- Theatrical release poster
- Directed by: Michael Curtiz
- Screenplay by: Julius J. Epstein Philip G. Epstein
- Based on: Fly Away Home 1935 play by Dorothy Bennett Irving White
- Produced by: Henry Blanke (associate producer) Hal B. Wallis (executive producer)
- Starring: John Garfield Claude Rains Jeffrey Lynn Fay Bainter Pricilla Lane
- Cinematography: James Wong Howe
- Edited by: Ralph Dawson
- Music by: Max Steiner
- Distributed by: Warner Bros. Pictures
- Release date: June 23, 1939;
- Running time: 107 minutes
- Country: United States
- Language: English

= Daughters Courageous =

1939 film by Michael Curtiz

Daughters Courageous is a 1939 American drama film starring John Garfield, Claude Rains, Jeffrey Lynn and featuring the Lane Sisters: Lola, Rosemary and Priscilla. Based on the play Fly Away Home by Dorothy Bennett and Irving White, the film was directed by Michael Curtiz. It was released by Warner Bros. Pictures on June 23, 1939.

==Plot==
Charismatic Jim Masters returns home to Carmel, California, after a globe-roaming 20-year absence to find that his wife, Nancy, is about to marry Sam Sloane, a dull pillar of the local community. The four Masters daughters are also upset that their irresponsible father has re-entered their lives after so long away. Meanwhile, the youngest, Buff, has grown cold on her playwright boyfriend and is drawn to malcontent Gabriel Lopez, whose irrepressible wanderlust reminds Jim Masters of himself.

Both women must choose between passion and stability.

==Cast==
- John Garfield as Gabriel Lopez
- Claude Rains as Jim Masters
- Jeffrey Lynn as Johnny Heming
- Fay Bainter as Nancy Masters
- Donald Crisp as Sam Sloane
- May Robson as Penny
- Frank McHugh as George
- Dick Foran as Eddie Moore
- Priscilla Lane as Buff Masters
- Rosemary Lane as Tinka Masters
- Lola Lane as Linda Masters
- Gale Page as Cora Masters
- George Humbert as Manuel Lopez
- Berton Churchill as Judge Henry Hornsby

==Production==
Daughters Courageous was made as a stand-alone film, and its characters do not appear in any other film. However, it has much in common with the "Four Daughters" film series of that era, with the same director, largely the same cast (including the Lane sisters) and many similarities in subject matter. The series consists of 1938's Four Daughters, the 1939 film Four Wives, and 1941's Four Mothers.

==Reception==
Frank S. Nugent of The New York Times called the film "a thoroughly pleasant entertainment—albeit reminiscent—with a thoroughly pleasant cast to grace it." Variety wrote: "Few of the situations can stand up under too close scrutiny, but the flavor of the film as a whole is entertaining, amusing, and occasionally emotional." Harrison's Reports called it "Good entertainment ... Although it is not as impressive as 'Four Daughters,' it nevertheless holds one's attention well, since one is in sympathy with all the characters." Film Daily called it "A production with a high voltage of sentimental of romantic appeal" with a "super-duper" cast.
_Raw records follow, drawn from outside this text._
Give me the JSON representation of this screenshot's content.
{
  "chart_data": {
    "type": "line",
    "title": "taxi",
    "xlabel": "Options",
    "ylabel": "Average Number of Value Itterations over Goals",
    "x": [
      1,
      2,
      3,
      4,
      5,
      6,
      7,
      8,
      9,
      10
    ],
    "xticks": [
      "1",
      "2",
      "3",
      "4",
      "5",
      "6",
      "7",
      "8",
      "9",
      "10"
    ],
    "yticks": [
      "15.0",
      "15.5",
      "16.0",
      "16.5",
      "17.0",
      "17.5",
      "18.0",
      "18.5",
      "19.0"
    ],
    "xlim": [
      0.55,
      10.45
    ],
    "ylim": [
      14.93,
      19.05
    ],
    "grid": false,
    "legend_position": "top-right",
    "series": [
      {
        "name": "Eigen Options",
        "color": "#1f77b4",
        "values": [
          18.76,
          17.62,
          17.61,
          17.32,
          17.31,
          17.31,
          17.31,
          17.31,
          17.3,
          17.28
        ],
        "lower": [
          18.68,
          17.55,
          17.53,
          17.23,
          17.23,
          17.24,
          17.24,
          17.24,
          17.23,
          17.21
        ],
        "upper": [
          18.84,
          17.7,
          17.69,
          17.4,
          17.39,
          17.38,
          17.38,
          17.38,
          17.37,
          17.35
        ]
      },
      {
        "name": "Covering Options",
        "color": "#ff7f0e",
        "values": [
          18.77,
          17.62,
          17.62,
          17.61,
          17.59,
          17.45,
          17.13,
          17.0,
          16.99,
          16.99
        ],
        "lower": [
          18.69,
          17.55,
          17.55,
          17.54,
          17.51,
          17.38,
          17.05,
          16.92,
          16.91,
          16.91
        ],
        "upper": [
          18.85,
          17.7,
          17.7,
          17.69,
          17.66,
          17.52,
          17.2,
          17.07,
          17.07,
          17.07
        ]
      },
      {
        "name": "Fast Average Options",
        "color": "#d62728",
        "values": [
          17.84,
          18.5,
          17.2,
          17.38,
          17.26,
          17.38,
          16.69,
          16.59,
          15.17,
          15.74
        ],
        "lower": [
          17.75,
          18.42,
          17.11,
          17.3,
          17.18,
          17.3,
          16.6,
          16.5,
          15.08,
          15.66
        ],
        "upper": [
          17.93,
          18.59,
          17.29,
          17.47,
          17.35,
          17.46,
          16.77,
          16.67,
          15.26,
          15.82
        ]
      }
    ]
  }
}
John Mosher of The New Yorker wrote that Garfield added "a touch of color or adventuresome liveliness" to help along the story, but found "a quantity of bungalow patter that wears one down at times" and "a slight dullness" to the picture.

==Home media==
Warner Archive released the film on DVD on August 1, 2011. The film was also released by Warner Archive in the "Four Daughters Movie Series Collection".